Now, let’s create our structure. The first thing we should do is place the atoms and connect them with single bonds. Nitrogen goes in the center because it has fewer valence electrons. So it can bond to more elements. Since each single bond contains two electrons, we’ve used up six of our total valence electrons so far. So we have 18 valence electrons remaining to place in our structure. If we place these 18 valence electrons in our structure, we’ll run out of electrons before nitrogen has a full octet. To remedy this, we can remove one of the lone pairs from oxygen and use it to create a double bond between the oxygen and the nitrogen.

Now, all of the atoms in our structure have full octets. So our structure is complete. When I was drawing the structure, I arbitrarily chose the oxygen on the left to create a double bond. But I could’ve chosen any of the three oxygens in the nitrate ion to form a double bond between. Statement I says that the structure of nitrate can be shown using more than one structural formula. We’ve just shown that this statement is true. We can place the double bond between the nitrogen and any of the three oxygens in nitrate. So there’s a total of three structural formulas that we can draw for nitrate.

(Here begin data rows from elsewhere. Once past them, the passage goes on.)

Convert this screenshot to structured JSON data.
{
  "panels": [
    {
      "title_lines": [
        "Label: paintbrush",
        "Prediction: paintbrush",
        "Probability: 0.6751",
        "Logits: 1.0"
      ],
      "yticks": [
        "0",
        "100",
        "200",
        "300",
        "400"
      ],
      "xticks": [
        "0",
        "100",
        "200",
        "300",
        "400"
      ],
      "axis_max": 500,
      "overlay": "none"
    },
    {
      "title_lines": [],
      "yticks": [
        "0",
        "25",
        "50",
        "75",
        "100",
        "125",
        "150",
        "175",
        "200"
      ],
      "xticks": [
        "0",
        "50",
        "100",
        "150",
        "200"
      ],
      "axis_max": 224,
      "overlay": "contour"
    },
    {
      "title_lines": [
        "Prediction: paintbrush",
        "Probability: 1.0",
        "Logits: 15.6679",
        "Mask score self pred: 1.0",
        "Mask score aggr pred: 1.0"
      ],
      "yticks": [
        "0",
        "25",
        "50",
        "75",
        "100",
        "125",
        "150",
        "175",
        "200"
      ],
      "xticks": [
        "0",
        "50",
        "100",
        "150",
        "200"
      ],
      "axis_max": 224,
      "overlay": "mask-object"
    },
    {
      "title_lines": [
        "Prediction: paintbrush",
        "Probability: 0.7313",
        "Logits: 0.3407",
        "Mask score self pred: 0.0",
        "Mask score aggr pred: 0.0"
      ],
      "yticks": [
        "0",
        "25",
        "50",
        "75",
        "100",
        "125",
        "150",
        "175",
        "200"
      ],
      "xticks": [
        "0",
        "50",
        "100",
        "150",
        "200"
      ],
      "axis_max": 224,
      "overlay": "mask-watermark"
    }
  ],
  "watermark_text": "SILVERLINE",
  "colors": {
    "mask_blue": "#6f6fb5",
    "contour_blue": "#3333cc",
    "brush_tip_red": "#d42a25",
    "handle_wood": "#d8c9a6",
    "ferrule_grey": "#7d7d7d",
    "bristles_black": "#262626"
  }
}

So what do these three Lewis structures that we’ve drawn tell us about the real structure of the nitrate ion? Does the position of the double bond move between the oxygen atoms instantaneously? Do some nitrate ions have the double bond in one position, whilst others have the double bond in another? Well, how we’ve drawn our structure, we’d expect that one of the bonds in the structure would be shorter than the others because it’s a double bond. But as it turns out, the bonds between the nitrogen and each oxygens are all identical. They each have a bond length of 1.28 angstroms, which is 10 to the minus 10 meters. So what’s actually going on here with the structure of nitrate?

These three structures that we’ve drawn for the nitrate ion are called resonance structures. Which are structures that have the same placement of atoms. But they differ in the location of their bonds and their lone pairs. It’s important to recognize that resonance structures do not depict the real structure for the molecular ion. The position of the double bond doesn’t move back and forth. And some molecules or ions don’t have one structure or another. So then what does the real structure of nitrate look like?

Well, it turns out the real structure is kind of like a hybrid between all of the resonance structures that we can draw. There is a single bond between the nitrogen and its oxygen, as well as a partial bond between each of them. This partial bond is due to the delocalization of electrons. When we have a single or a double bond, the electrons are localized in one spot. But when the electrons are delocalized, they get spread out throughout the whole structure. Because we have delocalized electrons spread out throughout the structure in the nitrate ion. The structure is more stable than we would expect it to be if the nitrate ion had one of the three resonance structures that we drew above.

Now, let’s take a look at statement II. Which says that the nitrate ion is stabilized by the delocalization of electrons, as illustrated by its various resonance structures. As we’ve just discussed, this is true. Though we can draw three resonance structures for the nitrate ion. The real structure is a hybrid between the three of them, which has delocalized electrons. Resulting in partial bonds between the nitrogen and each of the oxygens, which stabilizes the overall structure.

Since statement I and II are both true, we should state if II is a correct explanation for I. So we need to determine if the nitrate ion being stabilized by delocalization of electrons is the reason that the structure can be shown using more than one structural formula. This is true. The delocalization of electrons in the nitrate ion is precisely the reason that we can draw more than one structural formula for it. Because each of the structural formulas that we can draw are one of the resonance structures for the nitrate ion.